Dark matter is an enigmatic type of matter. The human eye cannot see it so it is more like a hypothetical substance. It is considered that dark matter binds galaxies together. Moreover 80% of the matter in the Universe consists of dark matter. According to scientists dark matter must exist because otherwise the Universe could not be explained.
Cosmologists have created for the first time a huge map of the distribution of dark matter in the Universe. Thy managed to track the invisible matter by observing the gravitational effects it has on light. The map contains voids and clumps of dark matter from 2 million galaxies and it presents characteristics hundreds of millions of light years across.
This research was conducted by DES (Dark Energy Survey), an international group consisting of more than 300 scientists from 6 countries. The map was presented on April 13, at the annual meeting of the American Physical Society. The findings were presented by Chihway Chang from the Swiss Federal Institute of Technology in Zurich. The paper will also be published in Monthly Notices of the Royal Astronomical Society.
In order to create the map scientists used a 570-megapixel camera which was mounted at the Cerro Tololo Inter-American Observatory in the Chilean Andes, on the Victor Blanco telescope. The prelimiinary data contains only 0.4% of the sky. However the goal of DES is to obtain a map presenting one-eighth of the sky.
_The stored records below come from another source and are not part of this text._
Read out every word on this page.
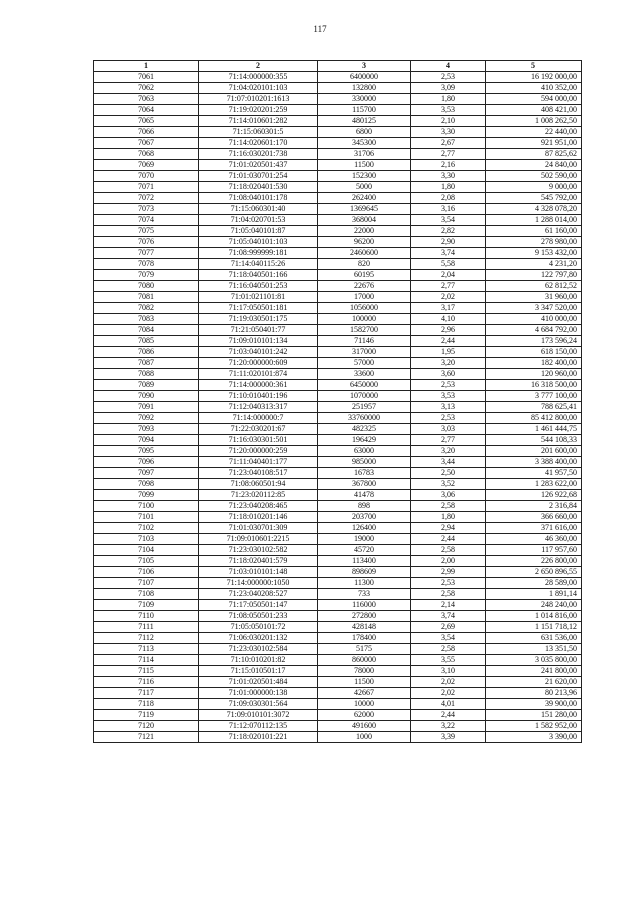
117
1	2	3	4	5
7061	71:14:000000:355	6400000	2,53	16 192 000,00
7062	71:04:020101:103	132800	3,09	410 352,00
7063	71:07:010201:1613	330000	1,80	594 000,00
7064	71:19:020201:259	115700	3,53	408 421,00
7065	71:14:010601:282	480125	2,10	1 008 262,50
7066	71:15:060301:5	6800	3,30	22 440,00
7067	71:14:020601:170	345300	2,67	921 951,00
7068	71:16:030201:738	31706	2,77	87 825,62
7069	71:01:020501:437	11500	2,16	24 840,00
7070	71:01:030701:254	152300	3,30	502 590,00
7071	71:18:020401:530	5000	1,80	9 000,00
7072	71:08:040101:178	262400	2,08	545 792,00
7073	71:15:060301:40	1369645	3,16	4 328 078,20
7074	71:04:020701:53	368004	3,54	1 288 014,00
7075	71:05:040101:87	22000	2,82	61 160,00
7076	71:05:040101:103	96200	2,90	278 980,00
7077	71:08:999999:181	2460600	3,74	9 153 432,00
7078	71:14:040115:26	820	5,58	4 231,20
7079	71:18:040501:166	60195	2,04	122 797,80
7080	71:16:040501:253	22676	2,77	62 812,52
7081	71:01:021101:81	17000	2,02	31 960,00
7082	71:17:050501:181	1056000	3,17	3 347 520,00
7083	71:19:030501:175	100000	4,10	410 000,00
7084	71:21:050401:77	1582700	2,96	4 684 792,00
7085	71:09:010101:134	71146	2,44	173 596,24
7086	71:03:040101:242	317000	1,95	618 150,00
7087	71:20:000000:609	57000	3,20	182 400,00
7088	71:11:020101:874	33600	3,60	120 960,00
7089	71:14:000000:361	6450000	2,53	16 318 500,00
7090	71:10:010401:196	1070000	3,53	3 777 100,00
7091	71:12:040313:317	251957	3,13	788 625,41
7092	71:14:000000:7	33760000	2,53	85 412 800,00
7093	71:22:030201:67	482325	3,03	1 461 444,75
7094	71:16:030301:501	196429	2,77	544 108,33
7095	71:20:000000:259	63000	3,20	201 600,00
7096	71:11:040401:177	985000	3,44	3 388 400,00
7097	71:23:040108:517	16783	2,50	41 957,50
7098	71:08:060501:94	367800	3,52	1 283 622,00
7099	71:23:020112:85	41478	3,06	126 922,68
7100	71:23:040208:465	898	2,58	2 316,84
7101	71:18:010201:146	203700	1,80	366 660,00
7102	71:01:030701:309	126400	2,94	371 616,00
7103	71:09:010601:2215	19000	2,44	46 360,00
7104	71:23:030102:582	45720	2,58	117 957,60
7105	71:18:020401:579	113400	2,00	226 800,00
7106	71:03:010101:148	898609	2,99	2 650 896,55
7107	71:14:000000:1050	11300	2,53	28 589,00
7108	71:23:040208:527	733	2,58	1 891,14
7109	71:17:050501:147	116000	2,14	248 240,00
7110	71:08:050501:233	272800	3,74	1 014 816,00
7111	71:05:050101:72	428148	2,69	1 151 718,12
7112	71:06:030201:132	178400	3,54	631 536,00
7113	71:23:030102:584	5175	2,58	13 351,50
7114	71:10:010201:82	860000	3,55	3 035 800,00
7115	71:15:010501:17	78000	3,10	241 800,00
7116	71:01:020501:484	11500	2,02	21 620,00
7117	71:01:000000:138	42667	2,02	80 213,96
7118	71:09:030301:564	10000	4,01	39 900,00
7119	71:09:010101:3072	62000	2,44	151 280,00
7120	71:12:070112:135	491600	3,22	1 582 952,00
7121	71:18:020101:221	1000	3,39	3 390,00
Compared to the visible matter, there is five times more dark matter in the Universe. Some may wonder how can it be detected if invisible. Well, the answer is simple: dark matter affects the space-time continuum. Large concentrations of this matter can bend the light from background galaxies distorting our images of them.
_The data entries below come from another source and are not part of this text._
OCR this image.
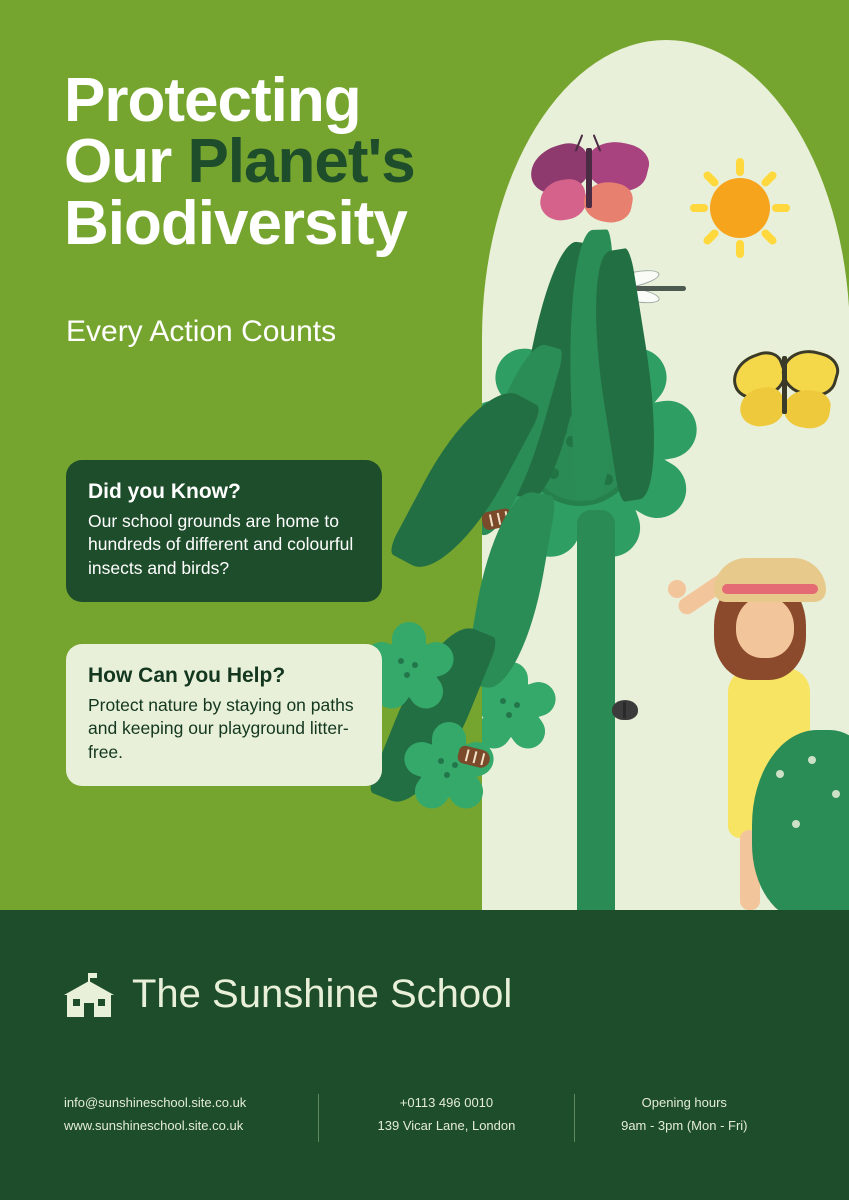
Protecting
Our Planet's
Biodiversity
Every Action Counts
Did you Know?

Our school grounds are home to hundreds of different and colourful insects and birds?

How Can you Help?

Protect nature by staying on paths and keeping our playground litter-free.

The Sunshine School
info@sunshineschool.site.co.uk
www.sunshineschool.site.co.uk
+0113 496 0010
139 Vicar Lane, London
Opening hours
9am - 3pm (Mon - Fri)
Astrophysics Sarah Bridle of the University of Manchester explaine that their goal was to make the invisible visible and be able to determine which parts of the sky have more dark matter and which has none. She confessed that this is what they had dreamt of all this time.
The study won’t stop here. The team of researchers intends to verify how many galaxy clusters can be detected by the Dark Energy Camera. In addition they plan to examine sound waves in order to see how the universe is expanding. The Big Band left left an imprint in the galaxy distribution when sound waves were created hundred of thousands of years ago. If scientists manage to measure the position of galaxies they will be able to determine the patter of that imprint and use it to make assumptions about how the Universe has been expanding.